A government agency tasked with releasing cryptographic guidance for the security industry has launched a formal review of its standards development process.
The National Institute of Standards and Technology (NIST) announced Friday on its website that the decision came in response to the recently publicized Snowden leaks. In September, The New York Times, The Guardian and ProPublica teamed up to reveal details about the National Security Agency's efforts to undermine widely used encryption methods meant to secure internet data from prying eyes.

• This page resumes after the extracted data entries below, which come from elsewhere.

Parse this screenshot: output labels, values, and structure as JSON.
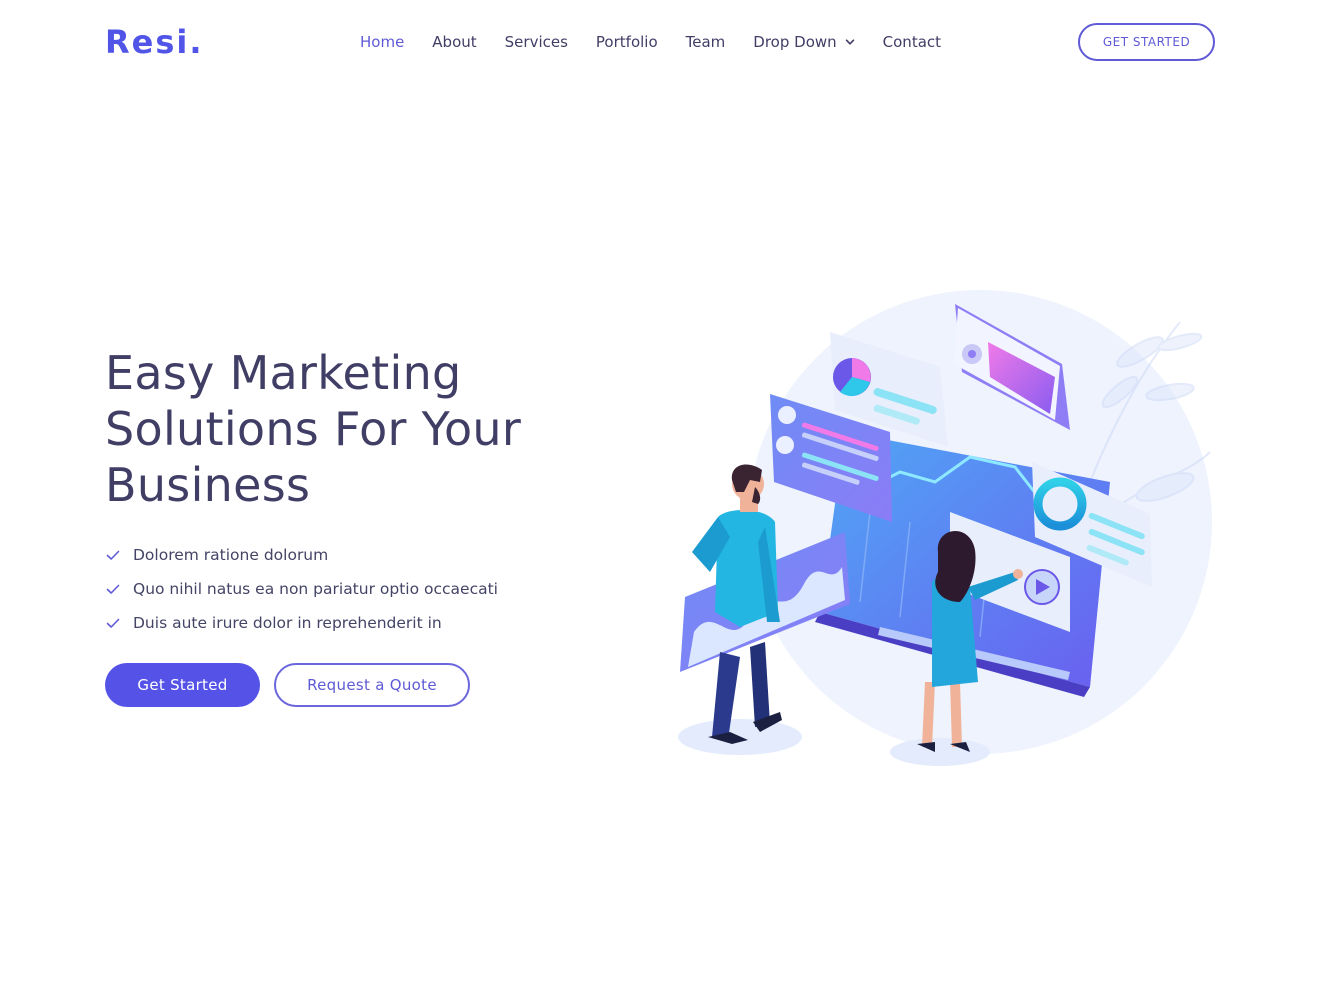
{
  "brand": {
    "logo_text": "Resi.",
    "accent": "#5055e8"
  },
  "nav": {
    "items": [
      {
        "label": "Home",
        "active": true
      },
      {
        "label": "About"
      },
      {
        "label": "Services"
      },
      {
        "label": "Portfolio"
      },
      {
        "label": "Team"
      },
      {
        "label": "Drop Down",
        "icon": "chevron-down-icon"
      },
      {
        "label": "Contact"
      }
    ]
  },
  "header_cta": {
    "label": "GET STARTED"
  },
  "hero": {
    "title_line_1": "Easy Marketing",
    "title_line_2": "Solutions For Your",
    "title_line_3": "Business",
    "features": [
      "Dolorem ratione dolorum",
      "Quo nihil natus ea non pariatur optio occaecati",
      "Duis aute irure dolor in reprehenderit in"
    ],
    "primary_button": "Get Started",
    "secondary_button": "Request a Quote"
  }
}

“To ensure that our guidance has been developed according to the highest standard of inclusiveness, transparency and security, NIST has initiated a formal review of our standards development efforts,” the announcement from NIST said. “We are compiling our goals and objectives, principles of operation, processes for identifying cryptographic algorithms for standardization, methods for reviewing and resolving public comments, and other important procedures necessary for a rigorous process.”
Upon the completion of the review, NIST plans to invite public comment on the process, it said. In addition, an independent organization will review the standards development process.
“Furthermore, we will be reviewing our existing body of cryptographic work, looking at both our documented process and the specific procedures used to develop each of these standards and guidelines,” NIST revealed. “If any current guidance does not meet the high standards set out in this process, we will address these issues as quickly as possible.”
The publicized leaks in September revealed that the NSA pressured major tech companies into giving its agency backdoor access to encryption software, and, worse yet, that the agency stole company encryption keys by hacking organizations' servers in some cases.
Amidst the public outcry on NSA's abuse of its resources to access citizen data, news surfaced last month that the agency's director, Gen. Keith Alexander, plans to retire in the spring.